Suppression of YAP/TAZ molecular targets by epigenetic editing interferes with GBM growth and invasiveness

Glioblastoma (GBM) is a highly aggressive brain tumor characterized by extensive heterogeneity, diffuse invasion, and recurrence despite multimodal therapy. Aberrant transcriptional programs driven by oncogenic signaling pathways sustain GBM growth, stemness, and therapy resistance, yet targeting individual molecular nodes has yielded limited clinical benefit. Here, we introduce a transcriptional rewiring strategy based on an engineered epigenetic silencer factor (ESF) targeting the YAP/TAZ-TEAD axis. We developed a TEAD1 Epigenetic Silencer (TES) by fusing the DNA-binding domain of TEAD1 to repressive epigenetic modules. TES selectively binds TEAD genomic targets and imposes stable transcriptional repression of YAP/TAZ-dependent gene programs through chromatin remodeling and DNA methylation. Genome-wide analyses revealed that TES preserves TEAD1 DNA-binding specificity while converting an oncogenic transcriptional platform into a repressive state.
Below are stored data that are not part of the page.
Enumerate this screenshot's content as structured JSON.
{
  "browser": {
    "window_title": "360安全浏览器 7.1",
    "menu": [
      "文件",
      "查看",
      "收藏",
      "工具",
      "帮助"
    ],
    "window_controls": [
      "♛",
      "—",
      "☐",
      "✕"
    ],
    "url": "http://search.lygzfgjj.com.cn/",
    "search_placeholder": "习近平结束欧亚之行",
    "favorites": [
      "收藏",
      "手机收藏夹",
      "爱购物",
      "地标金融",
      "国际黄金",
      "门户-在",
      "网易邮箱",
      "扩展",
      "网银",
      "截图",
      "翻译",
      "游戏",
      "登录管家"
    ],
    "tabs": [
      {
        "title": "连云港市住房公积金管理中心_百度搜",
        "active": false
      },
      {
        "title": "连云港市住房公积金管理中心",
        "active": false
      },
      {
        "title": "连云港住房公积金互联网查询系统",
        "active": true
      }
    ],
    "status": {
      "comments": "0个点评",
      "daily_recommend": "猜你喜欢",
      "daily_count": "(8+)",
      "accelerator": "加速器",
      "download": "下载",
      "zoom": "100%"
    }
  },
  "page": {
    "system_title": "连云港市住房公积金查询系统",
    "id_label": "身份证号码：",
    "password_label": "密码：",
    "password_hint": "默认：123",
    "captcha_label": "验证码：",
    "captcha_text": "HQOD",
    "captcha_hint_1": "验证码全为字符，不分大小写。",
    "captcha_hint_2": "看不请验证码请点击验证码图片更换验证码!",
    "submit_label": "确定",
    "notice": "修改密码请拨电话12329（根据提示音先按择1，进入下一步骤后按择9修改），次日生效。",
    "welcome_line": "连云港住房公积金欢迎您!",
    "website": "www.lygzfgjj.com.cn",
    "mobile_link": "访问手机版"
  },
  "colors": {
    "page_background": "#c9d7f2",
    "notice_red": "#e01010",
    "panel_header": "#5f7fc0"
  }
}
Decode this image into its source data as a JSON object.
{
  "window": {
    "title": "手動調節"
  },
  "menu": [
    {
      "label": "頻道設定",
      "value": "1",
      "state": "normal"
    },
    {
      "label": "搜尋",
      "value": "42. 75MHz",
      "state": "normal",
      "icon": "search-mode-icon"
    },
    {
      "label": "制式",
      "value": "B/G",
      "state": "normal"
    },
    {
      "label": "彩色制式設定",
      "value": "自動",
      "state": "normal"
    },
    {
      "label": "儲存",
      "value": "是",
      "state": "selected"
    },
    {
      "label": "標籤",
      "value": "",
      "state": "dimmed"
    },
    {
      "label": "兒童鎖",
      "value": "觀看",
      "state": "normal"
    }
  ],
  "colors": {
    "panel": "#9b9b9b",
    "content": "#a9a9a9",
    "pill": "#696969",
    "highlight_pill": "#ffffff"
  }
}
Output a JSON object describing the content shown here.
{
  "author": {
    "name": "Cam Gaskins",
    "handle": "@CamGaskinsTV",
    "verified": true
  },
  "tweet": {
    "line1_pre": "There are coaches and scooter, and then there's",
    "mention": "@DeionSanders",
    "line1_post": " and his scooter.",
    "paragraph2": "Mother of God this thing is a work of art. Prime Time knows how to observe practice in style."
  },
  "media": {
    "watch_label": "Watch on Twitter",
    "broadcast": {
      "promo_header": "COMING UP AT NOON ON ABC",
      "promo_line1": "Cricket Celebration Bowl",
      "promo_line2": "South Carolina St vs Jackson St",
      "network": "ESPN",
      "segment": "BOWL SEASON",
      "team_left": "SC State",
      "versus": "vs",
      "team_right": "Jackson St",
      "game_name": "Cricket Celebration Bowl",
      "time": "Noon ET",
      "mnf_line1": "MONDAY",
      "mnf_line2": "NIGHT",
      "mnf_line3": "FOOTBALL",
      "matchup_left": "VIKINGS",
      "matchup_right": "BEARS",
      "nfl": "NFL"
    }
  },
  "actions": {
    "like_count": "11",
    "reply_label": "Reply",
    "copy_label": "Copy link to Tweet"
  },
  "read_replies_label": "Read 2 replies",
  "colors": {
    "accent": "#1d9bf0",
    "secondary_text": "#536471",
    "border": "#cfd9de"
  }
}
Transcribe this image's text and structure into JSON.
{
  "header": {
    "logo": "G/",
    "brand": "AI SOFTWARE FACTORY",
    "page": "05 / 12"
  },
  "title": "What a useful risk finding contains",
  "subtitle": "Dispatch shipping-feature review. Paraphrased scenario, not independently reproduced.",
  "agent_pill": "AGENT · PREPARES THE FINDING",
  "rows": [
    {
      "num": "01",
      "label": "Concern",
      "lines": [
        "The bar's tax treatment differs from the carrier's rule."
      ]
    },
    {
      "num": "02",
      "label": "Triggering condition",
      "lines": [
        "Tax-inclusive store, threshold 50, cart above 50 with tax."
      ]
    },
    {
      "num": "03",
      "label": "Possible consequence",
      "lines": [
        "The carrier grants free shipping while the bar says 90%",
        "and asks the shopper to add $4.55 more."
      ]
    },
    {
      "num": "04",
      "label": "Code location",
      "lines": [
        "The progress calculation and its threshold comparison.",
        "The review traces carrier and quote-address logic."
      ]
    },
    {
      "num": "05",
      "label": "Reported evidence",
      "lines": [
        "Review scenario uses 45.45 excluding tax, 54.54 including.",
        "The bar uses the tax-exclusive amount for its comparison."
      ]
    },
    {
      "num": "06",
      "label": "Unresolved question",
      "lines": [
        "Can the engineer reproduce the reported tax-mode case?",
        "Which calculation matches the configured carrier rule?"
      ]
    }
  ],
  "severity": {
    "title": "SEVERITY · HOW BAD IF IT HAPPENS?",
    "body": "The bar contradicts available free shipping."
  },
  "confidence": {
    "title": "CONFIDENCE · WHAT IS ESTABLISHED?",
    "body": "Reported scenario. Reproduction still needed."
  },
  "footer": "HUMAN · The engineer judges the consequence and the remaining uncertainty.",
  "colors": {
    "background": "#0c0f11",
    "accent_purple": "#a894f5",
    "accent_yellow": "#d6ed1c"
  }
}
Functionally, TES impaired proliferation, induced cell death, and reduced migratory and invasive properties in glioma cell lines and patient-derived cancer stem-like cells. In vivo, TES significantly reduced tumor growth in orthotopic GBM xenograft models and enhanced the therapeutic efficacy of temozolomide. Importantly, TES was well tolerated by normal neural cells in vitro and in the adult mouse brain in vivo. These findings establish TES as a proof-of-concept epigenetic therapy to durably suppress oncogenic transcriptional networks in GBM.